Dans le cadre d’une nouvelle étude récemment publiée dans Geophysical Research Letters, Roelofs et ses collègues sont parvenus à reproduire la forme des ravins martiens en ajustant les paramètres expérimentaux. « Nous avons effectué plusieurs essais en simulant une pente de dune avec différents angles d’inclinaison. Nous avons laissé tomber un bloc de glace de CO₂ du haut de la pente et observé le résultat », explique Simone Visschers, étudiante en master dans le département de Roelofs et coauteure de l’étude.

« Après avoir trouvé la pente idéale, nous avons enfin obtenu des résultats. Le bloc de glace de CO₂ a commencé à creuser la pente et à descendre, à la manière d’une taupe fouisseuse ou des vers des sables du film Dune. C’était vraiment étrange ! », raconte-t-elle.

Des réactions explosives qui sculptent le paysage

Pour mener leurs travaux, l’équipe néerlandaise a utilisé une salle spéciale — « la chambre martienne » — simulant les conditions de température et atmosphériques de la planète rouge. Les chercheurs y ont étudié la manière dont les blocs de glace carbonique peuvent glisser sur des pentes de sable. Ces blocs se forment pendant l’hiver martien, principalement à moyenne latitude dans l’hémisphère sud, lorsque la température chute à -120 °C. Certains atteignent un mètre de long et 70 centimètres d’épaisseur. À la fin de l’hiver, la glace se réchauffe et commence à se sublimer.

L’expérience a montré que la face inférieure de la glace se transforme directement en gaz en raison de la faible pression atmosphérique et du fort contraste thermique entre le sable et la glace. Les blocs, translucides, laissent passer les rayonnements optiques et infrarouges qui atteignent le sable en dessous. Ce dernier, plus sombre, absorbe davantage d’énergie et la réémet sous forme de rayonnement infrarouge (ou thermique). Ce rayonnement est piégé sous la glace, réchauffant sa face inférieure et accélérant la sublimation.

 

Comme une quantité donnée de gaz occupe plus de volume qu’une masse équivalente de glace, et que ce gaz n’a pas d’issue pour s’évacuer, la pression s’accumule sous le bloc jusqu’à provoquer une explosion. « Dans notre simulation, j’ai observé comment cette pression élevée du gaz projetait le sable autour du bloc dans toutes les directions », précise Roelofs. Après cette première explosion, le bloc s’enfonce dans la pente et se retrouve piégé dans un creux bordé de crêtes de sable tassé.

Une réaction en chaîne d’explosions successives déplace progressivement la glace — jusqu’à 13 mètres de distance — tant que la sublimation se poursuit. Les blocs laissent alors derrière eux de longs et sinueux ravins bordés de fines crêtes de sable. Une fois arrivés au pied de la pente, ils cessent de bouger mais continuent à se sublimer jusqu’à ce que tout le CO₂ se soit entièrement évaporé, ne laissant qu’une cavité vide.
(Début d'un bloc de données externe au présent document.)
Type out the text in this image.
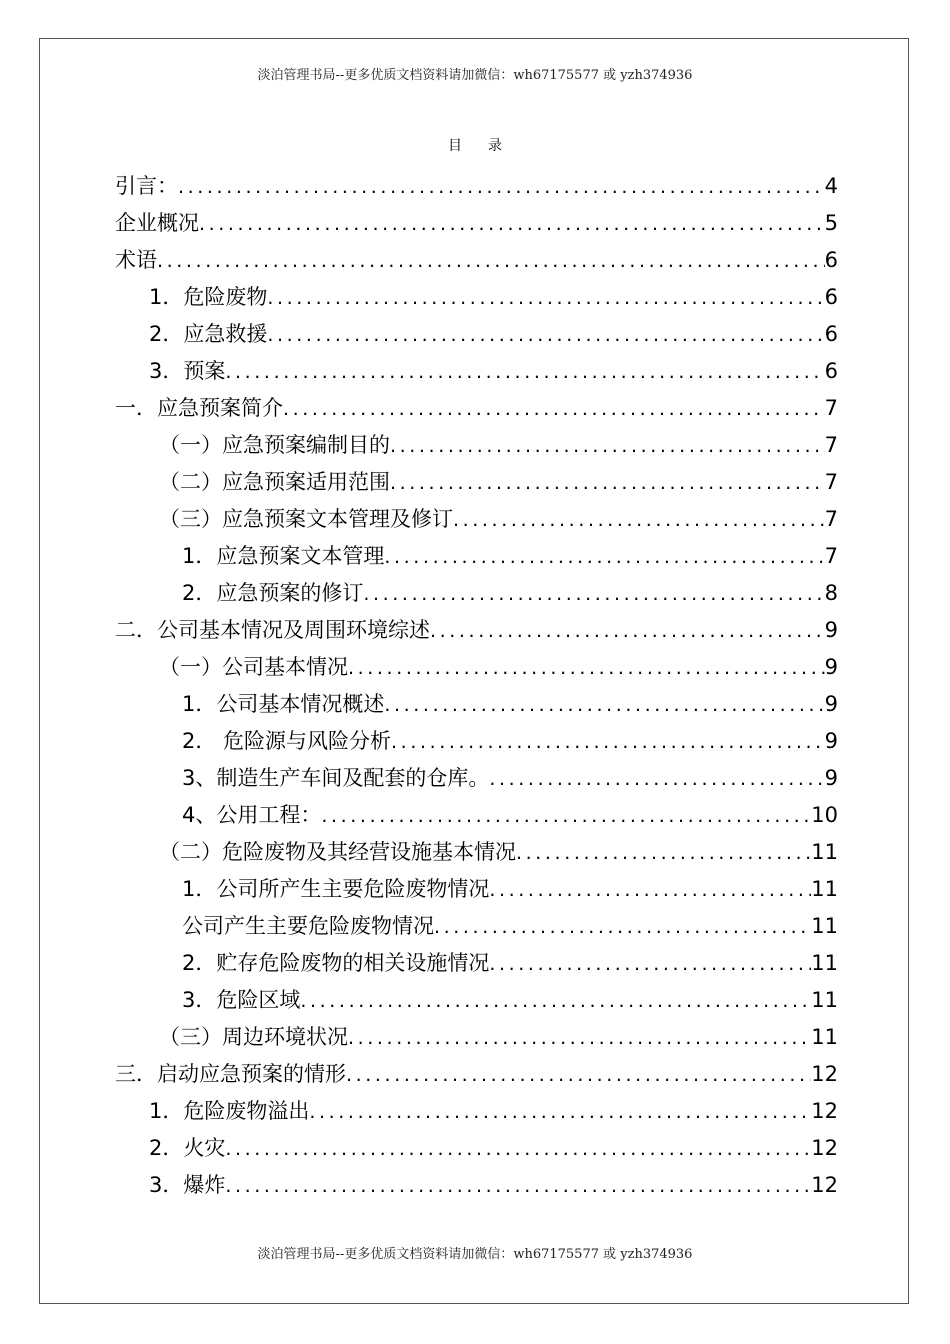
淡泊管理书局--更多优质文档资料请加微信：wh67175577 或 yzh374936
目录
引言： .....	4
企业概况 .....	5
术语 .....	6
1．危险废物 .....	6
2．应急救援 .....	6
3．预案 .....	6
一．应急预案简介 .....	7
（一）应急预案编制目的 .....	7
（二）应急预案适用范围 .....	7
（三）应急预案文本管理及修订 .....	7
1．应急预案文本管理 .....	7
2．应急预案的修订 .....	8
二．公司基本情况及周围环境综述 .....	9
（一）公司基本情况 .....	9
1．公司基本情况概述 .....	9
2． 危险源与风险分析 .....	9
3、制造生产车间及配套的仓库。 .....	9
4、公用工程： .....	10
（二）危险废物及其经营设施基本情况 .....	11
1．公司所产生主要危险废物情况 .....	11
公司产生主要危险废物情况 .....	11
2．贮存危险废物的相关设施情况 .....	11
3．危险区域 .....	11
（三）周边环境状况 .....	11
三．启动应急预案的情形 .....	12
1．危险废物溢出 .....	12
2．火灾 .....	12
3．爆炸 .....	12
淡泊管理书局--更多优质文档资料请加微信：wh67175577 或 yzh374936
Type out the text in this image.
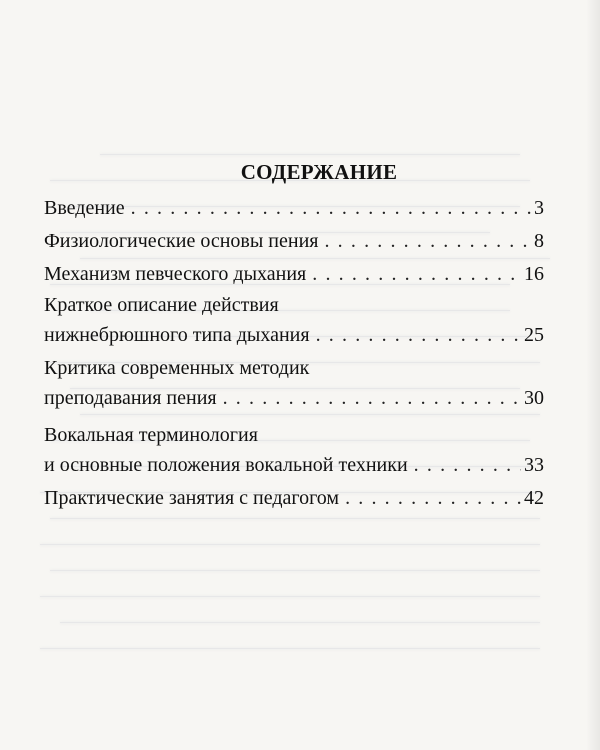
СОДЕРЖАНИЕ
Введение . . .	3
Физиологические основы пения . . .	8
Механизм певческого дыхания . . .	16
Краткое описание действия
нижнебрюшного типа дыхания . . .	25
Критика современных методик
преподавания пения . . .	30
Вокальная терминология
и основные положения вокальной техники . . .	33
Практические занятия с педагогом . . .	42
En testant plusieurs angles d’inclinaison, l’équipe a constaté que, sur les pentes supérieures à 25°, la glace glisse sur un coussin de gaz en laissant une trace diffuse dans le sable. En revanche, lorsque la pente est inférieure à 22,5°, la glace s’enfonce partiellement dans le sable, formant alors une trajectoire de glissement sinueuse. Ce phénomène ne se produirait que sur des pentes composées de sable à grains fins.

À la prochaine étape, l’équipe prévoit de reproduire ses expériences avec des blocs de glace plus volumineux et différents types de sable afin de déterminer si les ravins peuvent se former dans d’autres conditions. « De plus, étudier la formation des structures paysagères sur d’autres planètes permet de sortir des cadres de réflexion terrestres. Cela conduit à poser des questions légèrement différentes, susceptibles d’offrir de nouvelles perspectives sur les processus géologiques à l’œuvre sur notre planète », conclut Roelofs.